Madison Avenue has a field day playing to the China market

Advertising is alive and well and flourishing in, of all places, China. There are a few things that could be considered more indigenous to free-enterprise capitalism than advertising -- unless of course it's the profit motive itself. So it may come as something of a surprise that advertising is establishing such a firm foothold in the People's Republic of China.

The return of private advertising to China began in 1978, when Chinese leader Deng Xiaoping promulgated a new group of ``open door'' policies to aid China's recovery and growth.

It has sparked a lively interest on the part of Japanese, and more recently American, advertisers. The result has been a tremendous spurt in advertising activity in China in the last year or two.

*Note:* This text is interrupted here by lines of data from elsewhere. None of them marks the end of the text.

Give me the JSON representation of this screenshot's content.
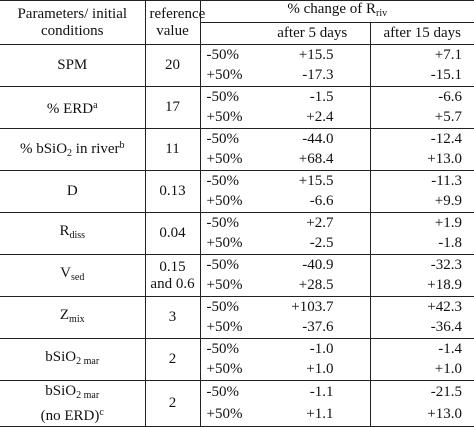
{
  "table": {
    "header": {
      "parameter": "Parameters/ initial conditions",
      "reference": "reference value",
      "change": [
        {
          "text": "% change of R"
        },
        {
          "text": "riv",
          "style": "sub"
        }
      ],
      "after_5": "after 5 days",
      "after_15": "after 15 days"
    },
    "rows": [
      {
        "parameter": [
          {
            "text": "SPM"
          }
        ],
        "reference": "20",
        "changes": [
          {
            "level": "-50%",
            "after_5": "+15.5",
            "after_15": "+7.1"
          },
          {
            "level": "+50%",
            "after_5": "-17.3",
            "after_15": "-15.1"
          }
        ]
      },
      {
        "parameter": [
          {
            "text": "% ERD"
          },
          {
            "text": "a",
            "style": "sup"
          }
        ],
        "reference": "17",
        "changes": [
          {
            "level": "-50%",
            "after_5": "-1.5",
            "after_15": "-6.6"
          },
          {
            "level": "+50%",
            "after_5": "+2.4",
            "after_15": "+5.7"
          }
        ]
      },
      {
        "parameter": [
          {
            "text": "% bSiO"
          },
          {
            "text": "2",
            "style": "sub"
          },
          {
            "text": " in river"
          },
          {
            "text": "b",
            "style": "sup"
          }
        ],
        "reference": "11",
        "changes": [
          {
            "level": "-50%",
            "after_5": "-44.0",
            "after_15": "-12.4"
          },
          {
            "level": "+50%",
            "after_5": "+68.4",
            "after_15": "+13.0"
          }
        ]
      },
      {
        "parameter": [
          {
            "text": "D"
          }
        ],
        "reference": "0.13",
        "changes": [
          {
            "level": "-50%",
            "after_5": "+15.5",
            "after_15": "-11.3"
          },
          {
            "level": "+50%",
            "after_5": "-6.6",
            "after_15": "+9.9"
          }
        ]
      },
      {
        "parameter": [
          {
            "text": "R"
          },
          {
            "text": "diss",
            "style": "sub"
          }
        ],
        "reference": "0.04",
        "changes": [
          {
            "level": "-50%",
            "after_5": "+2.7",
            "after_15": "+1.9"
          },
          {
            "level": "+50%",
            "after_5": "-2.5",
            "after_15": "-1.8"
          }
        ]
      },
      {
        "parameter": [
          {
            "text": "V"
          },
          {
            "text": "sed",
            "style": "sub"
          }
        ],
        "reference": "0.15 and 0.6",
        "changes": [
          {
            "level": "-50%",
            "after_5": "-40.9",
            "after_15": "-32.3"
          },
          {
            "level": "+50%",
            "after_5": "+28.5",
            "after_15": "+18.9"
          }
        ]
      },
      {
        "parameter": [
          {
            "text": "Z"
          },
          {
            "text": "mix",
            "style": "sub"
          }
        ],
        "reference": "3",
        "changes": [
          {
            "level": "-50%",
            "after_5": "+103.7",
            "after_15": "+42.3"
          },
          {
            "level": "+50%",
            "after_5": "-37.6",
            "after_15": "-36.4"
          }
        ]
      },
      {
        "parameter": [
          {
            "text": "bSiO"
          },
          {
            "text": "2 mar",
            "style": "sub"
          }
        ],
        "reference": "2",
        "changes": [
          {
            "level": "-50%",
            "after_5": "-1.0",
            "after_15": "-1.4"
          },
          {
            "level": "+50%",
            "after_5": "+1.0",
            "after_15": "+1.0"
          }
        ]
      },
      {
        "parameter": [
          {
            "text": "bSiO"
          },
          {
            "text": "2 mar",
            "style": "sub"
          },
          {
            "text": "(no ERD)",
            "style": "newline"
          },
          {
            "text": "c",
            "style": "sup"
          }
        ],
        "reference": "2",
        "changes": [
          {
            "level": "-50%",
            "after_5": "-1.1",
            "after_15": "-21.5"
          },
          {
            "level": "+50%",
            "after_5": "+1.1",
            "after_15": "+13.0"
          }
        ]
      }
    ]
  }
}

When, for example, this year's Super Bowl was re-broadcast early in March over China Central Television (CCTV), the state-owned national network, the program carried commercial spots for American advertisers at the beginning and the end.

In size alone, the audience represented a real catch for advertisers. More than 300 million Chinese, or more than double the audience for the original broadcast, watched what they dubbed ``olive ball'' and also saw television ads for Gould, Hewlett-Packard, McDonnell-Douglas, Nike, and the State of Illinois.

In addition to watching commercial spots on China's rapidly expanding city and regional TV stations and network and cable systems, the Chinese public is receiving commercial messages via more than 150 radio stations and ads placed in more than 300 newspapers and 600 magazines.

Although the number of TV sets in use in China -- estimated at around 65 million in homes, factories, and community centers -- is small compared with the United States, the number is growing rapidly. China's 65 million sets represents a 70-fold increase since 1978.

But only about 1 in 4 of the 13 million television sets delivered in 1985 was a color set. That is not too surprising, when one considers that the price of a color set represents well over a year's wages for the average worker in China today.

With a vast market like this and its great potential for further growth, it's not surprising that entrepreneurs from around the world were quick to seize on it.

First the Japanese and now American companies are developing campaigns and advertising aimed specifically at the Chinese market -- in some instances before they actually had products ready for distribution or sale in China.

CBS was one of the first to offer commercial time in China. It agreed with CCTV to swap 64 hours of reruns (for airing over the course of a year beginning in December 1984) in exchange for five minutes of commercial time for each hour, or a total of 320 hours. CBS planned to sell this commercial time to 10 American advertisers for $300,000 each -- a real buy in terms of the cost-per-thousand of audience.

But the art of demographics, so highly prized by American marketers, is still an enigma to the Chinese. So the actual value of advertising spots is difficult to determine.

Still, CBS and its advertisers -- which include Boeing, Kodak, Stauffer Chemical, and Weyerhaeuser forest products -- are so pleased with the first year that they are preparing to expand broadcasts in China. Among the new advertisers this year are Colgate-Palmolive, Du Pont, International Hydron contact lenses, and Philips BV electronic products.

``Demographics are not really a problem,'' says Charles E. Walsh, who heads CBS worldwide advertising sales. ``Our advertisers and prospects are those already in China, or about to be, and they know the market and the problem the Chinese have with data like this.''

He notes that advertisers cannot be sold on the market by the argument that ``You guys ought to be in China.''

Not everyone who has been following the Chinese market and seen what Japanese advertisers have already accomplished would agree with Mr. Walsh.

Clifford Jones Jr., chairman and chief executive officer of China/USA Communications Inc., based in Dedham, Mass., feels that American corporations are being taken to the cleaners by the competition in the Chinese market and that now is as good a time as any to redress the balance.

Mr. Jones qualifies as an old China hand in the advertising marketplace, having traveled there seven times in the last year and a half.

His firm represents a joint venture at includes as its partners China's CCTV and Dancer Fizgerald Sample Inc., one of the world's 15 largest ad agencies.

Jones points with pride to the progress Boeing has already made as a result of a corporate advertising campaign that has been running on Chinese TV for two years. ``It's not at all unusual today to hear travelers when booking flights ask if they will be flying in a Boeing aircraft,'' he reports.

Already the television programming has improved beyond the reruns of American-made soap operas and the like, according to Jones. He singles out ``One World,'' a weekly, 15-minute travelogue that is produced and edited by Yue Sai Kan, a Chinese television personality.

Ms. Kan's programs, which have taken place in such diverse locations as New York and Rome, have proved equally popular with the Chinese viewing audience and advertisers.

One Jones clients now actively pursuing the Chinese market is Xerox Corporation, which is working hard to overcome an earlier lead set by Canon, Ricoh, and Toshiba, the Japanese manufacturers of photocopy equipment.

Present plans call for Xerox to produce an all-Chinese TV commercial in Peking later this year.

Capitalistic or not, clearly the Chinese are taking to 20th-century advertising methods. One measure of the rapid increase in advertising activity is that more than 4,000 Chinese and foreign companies were advertising in 1984, compared with a scant 100 only two years earlier.